Overall, the business problem is partially addressed. The system is strong enough for structured monitoring and prioritisation, but not yet suitable for fully automated, high-stakes policy decisions.

4.3 Limitations, Biases, Ethical Considerations

Our analysis has several limitations.

Firstly, data coverage is constrained. The job dataset is derived from a short MyCareersFuture snapshot, which may capture temporary demand patterns rather than stable labour-market demand. Job-role filtering is rule-based (e.g. minimum_years_experience and keyword exclusions), which can introduce false positives and false negatives. Job skills also depend on employer-entered fields with uneven quality, potentially overrepresenting generic soft skills and undercapturing technical requirements expressed in free text. Module coverage is limited to three universities and catalogue-level descriptions, without full syllabus or assessment evidence.

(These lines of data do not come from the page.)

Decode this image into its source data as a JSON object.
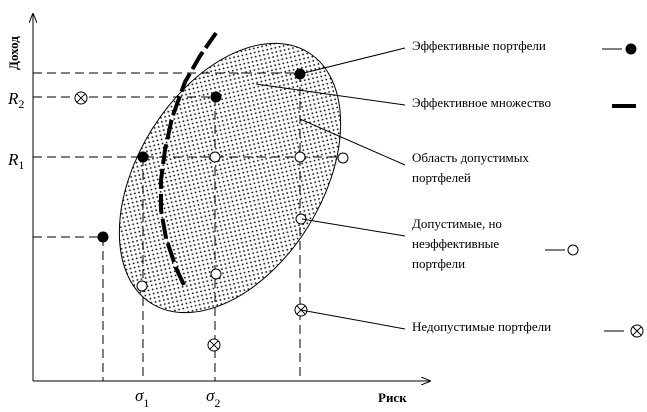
{
  "axes": {
    "y_title": "Доход",
    "x_title": "Риск"
  },
  "ticks": {
    "r2": {
      "main": "R",
      "sub": "2"
    },
    "r1": {
      "main": "R",
      "sub": "1"
    },
    "s1": {
      "main": "σ",
      "sub": "1"
    },
    "s2": {
      "main": "σ",
      "sub": "2"
    }
  },
  "legend": {
    "efficient_portfolios": "Эффективные портфели",
    "efficient_set": "Эффективное множество",
    "feasible_region_line1": "Область допустимых",
    "feasible_region_line2": "портфелей",
    "feasible_inefficient_line1": "Допустимые, но",
    "feasible_inefficient_line2": "неэффективные",
    "feasible_inefficient_line3": "портфели",
    "infeasible_portfolios": "Недопустимые портфели"
  }
}
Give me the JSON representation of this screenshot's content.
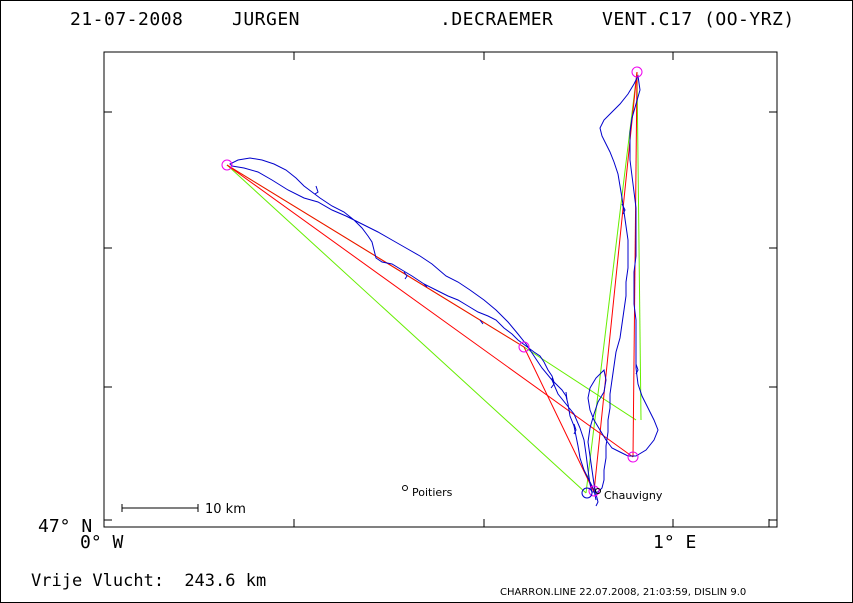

Secondly, modelling choices introduce uncertainty. STEM scope classification combines metadata and semantic rules and may misclassify edge cases, especially for interdisciplinary modules. Canonical mapping improves consistency, but it may collapse distinctions that matter in practice or maintain distinctions that are not meaningful to employers. Hence, output quality remains sensitive to taxonomy design, extraction thresholds, and mapping logic.

Thirdly, interpretation should remain cautious. Module-job similarity is a relevance signal, not causal evidence of programme effectiveness or graduate readiness. High alignment does not guarantee employment outcomes, and low alignment does not imply low educational value. Our analysis was conducted at module level rather than across a student’s full programme pathway. In practice, programme structures, specialisations, and elective combinations vary across universities and are difficult to collect consistently, although they may matter more for employability than any single module.

Lastly, labour-market bias and interpretation risks are important considerations. Employer language in job ads should not be treated as an objective labour-market truth. A skill-overlap framing may favour domains with standardised technical vocabulary and understate strengths in humanities or interdisciplinary programmes. If interpreted narrowly, the framework could encourage overreaction to short-term demand and underinvestment in broader, transferable capabilities. Human review, periodic taxonomy audits, and discipline-specific interpretation are therefore necessary before policy implementation.

4.4 Recommendations

Our project has the potential to create business value for MOE HEPD and universities. The appropriate next step is staged deployment rather than immediate full-scale operationalisation.

We should first deploy the system as an internal decision-support tool through a controlled pilot (e.g. STEM-focused or selected faculties). Expansion should proceed only if key conditions are met over repeated refresh cycles: low and stable empty-module rates, reproducible outputs, and analyst validation that sampled matches are substantively plausible and useful for policy workflow.

Next, high-impact data constraints should be addressed before broader rollout. Job data should be expanded beyond a one-week single-source snapshot to include additional job portals (e.g. LinkedIn, Careers@Gov) and a longer time horizon. Graduate role labelling should move beyond simple experience filters, and job-side extraction should incorporate richer free-text signals. On the curriculum side, incorporating more detailed syllabus and assessment information (where feasible) is likely to improve alignment quality more than further tuning of scoring weights alone.

From a cost perspective, deployment is feasible but requires deliberate investment in ingestion automation, workflow orchestration, quality checks, reporting interfaces, and ongoing taxonomy maintenance. These costs are justified if the system reduces manual audit burden and improves the timeliness of curriculum-risk detection. If pilot criteria are not met after planned iterations, the project should be narrowed to exploratory analytics or closed. If criteria are met, the system should be institutionalised as a recurring monitoring capability that informs, but does not replace, expert policy judgment.